Tuesday, October 27, 2015

Tarzan - Part 2 (1932-1948)

Character's first film appearance: Tarzan of the Apes (released January 27th, 1918)
Character description: Tarzan - aka John Clayton, Viscount Greystoke - is a fictional character created by Edgar Rice Burroughs in his novel Tarzan of the Apes in 1912. He was a feral child raised in the African jungles by the Mangani great apes after being separated from his parents when their ship was marooned off the African coast by mutineers. As an adult he experiences modern civilisation for the first time, largely rejecting it and choosing to remain in the wild as a heroic adventurer.
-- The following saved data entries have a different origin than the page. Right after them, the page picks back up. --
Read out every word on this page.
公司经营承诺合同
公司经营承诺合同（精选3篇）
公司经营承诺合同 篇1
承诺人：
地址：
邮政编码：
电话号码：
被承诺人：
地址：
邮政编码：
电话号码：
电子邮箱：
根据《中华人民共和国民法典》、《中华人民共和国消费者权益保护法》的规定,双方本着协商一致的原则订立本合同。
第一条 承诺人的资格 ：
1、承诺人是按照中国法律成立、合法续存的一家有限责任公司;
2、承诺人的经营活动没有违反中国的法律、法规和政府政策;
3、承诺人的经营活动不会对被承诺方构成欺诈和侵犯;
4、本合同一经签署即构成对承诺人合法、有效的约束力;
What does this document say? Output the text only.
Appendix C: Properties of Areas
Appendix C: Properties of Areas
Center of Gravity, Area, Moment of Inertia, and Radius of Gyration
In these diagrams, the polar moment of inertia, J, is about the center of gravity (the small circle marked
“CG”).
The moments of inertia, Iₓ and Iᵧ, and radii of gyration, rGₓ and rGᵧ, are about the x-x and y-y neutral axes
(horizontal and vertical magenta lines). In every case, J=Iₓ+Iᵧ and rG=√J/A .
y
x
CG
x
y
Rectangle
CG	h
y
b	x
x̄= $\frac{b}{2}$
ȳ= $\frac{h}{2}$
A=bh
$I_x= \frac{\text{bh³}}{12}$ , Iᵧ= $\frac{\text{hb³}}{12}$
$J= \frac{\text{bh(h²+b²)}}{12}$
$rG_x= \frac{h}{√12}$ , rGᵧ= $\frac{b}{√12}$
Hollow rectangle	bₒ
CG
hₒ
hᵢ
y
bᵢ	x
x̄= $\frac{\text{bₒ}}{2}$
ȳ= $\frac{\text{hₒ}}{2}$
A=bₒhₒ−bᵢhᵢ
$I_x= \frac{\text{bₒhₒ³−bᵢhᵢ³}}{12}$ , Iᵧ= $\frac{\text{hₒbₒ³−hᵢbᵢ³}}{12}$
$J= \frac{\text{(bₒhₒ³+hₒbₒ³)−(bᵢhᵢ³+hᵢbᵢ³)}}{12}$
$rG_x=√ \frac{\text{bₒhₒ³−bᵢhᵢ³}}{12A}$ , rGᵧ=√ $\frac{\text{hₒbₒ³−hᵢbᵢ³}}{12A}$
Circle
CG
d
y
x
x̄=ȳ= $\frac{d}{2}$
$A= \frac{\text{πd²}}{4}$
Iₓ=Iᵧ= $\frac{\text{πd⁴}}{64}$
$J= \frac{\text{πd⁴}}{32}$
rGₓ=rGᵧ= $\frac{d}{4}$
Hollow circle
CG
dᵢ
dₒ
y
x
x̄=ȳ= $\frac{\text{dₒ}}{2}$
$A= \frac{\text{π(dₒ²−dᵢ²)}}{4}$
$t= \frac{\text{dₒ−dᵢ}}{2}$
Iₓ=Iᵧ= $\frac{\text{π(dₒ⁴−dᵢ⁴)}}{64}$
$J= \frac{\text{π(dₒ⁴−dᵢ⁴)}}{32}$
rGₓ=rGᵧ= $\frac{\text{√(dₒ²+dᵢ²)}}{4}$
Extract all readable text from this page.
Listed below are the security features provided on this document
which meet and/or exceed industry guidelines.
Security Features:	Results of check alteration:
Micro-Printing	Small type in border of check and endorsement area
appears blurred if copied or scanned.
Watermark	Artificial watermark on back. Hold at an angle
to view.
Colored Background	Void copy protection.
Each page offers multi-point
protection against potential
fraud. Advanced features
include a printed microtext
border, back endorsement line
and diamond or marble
This is the second in a multi-part entry charting what happened to the various actors who have played Tarzan over the years. Click here for the silent era (1918-1929), click here for 1949-60, or read on to find out about the Tarzans of the 1930s and 40s...

Johnny Weissmuller (born Peter Johann Weißmüller)
Played Tarzan: 1932-1948
Birthdate: Thursday, June 2nd, 1904
Location: Freidorf, Hungary

Died: Friday, January 20th, 1984
Location: Acapulco, Mexico
Cause of death: Pulmonary edema

The best known and most prolific Tarzan was Johnny Weissmuller, who appeared in 12 Tarzan productions - Tarzan the Ape Man (1932), Tarzan and His Mate (1934), Tarzan Escapes (1936), Tarzan Finds a Son! (1939), Tarzan's Secret Treasure (1941), Tarzan's New York Adventure (1942), Tarzan Triumphs (1943), Tarzan's Desert Mystery (1943), Tarzan and the Amazons (1945), Tarzan and the Leopard Woman (1946), Tarzan and the Huntress (1947) and Tarzan and the Mermaids (1948).

When Johnny first played the Apeman he was 28 years old, but by his last appearance he was clocking in at 44. There's a fuller, stand-alone entry on this blog for Johnny Weissmuller here.

Buster Crabbe (born Clarence Linden Crabbe II)
Played Tarzan: 1933
Birthdate: Friday, February 7th, 1908
Location: Oakland, California, USA

Died: Saturday, April 23rd, 1983
Location: Scottsdale, Arizona, USA
Cause of death: Heart attack

Buster's one outing as Tarzan came about when producer Sol Lesser obtained the rights to make Tarzan films from an independent company which had gone bust. Although MGM had the current rights to Tarzan (the Weissmuller films), Lesser's independent contract was still valid, so he set about casting a new Apeman for Tarzan the Fearless. MGM paid Lesser to delay release of his film until their Tarzan the Ape Man had been released. MGM debuted Weissmuller in March 1932, while Tarzan the Fearless was released as both a 12-part serial and a 71-minute feature film in August 1933.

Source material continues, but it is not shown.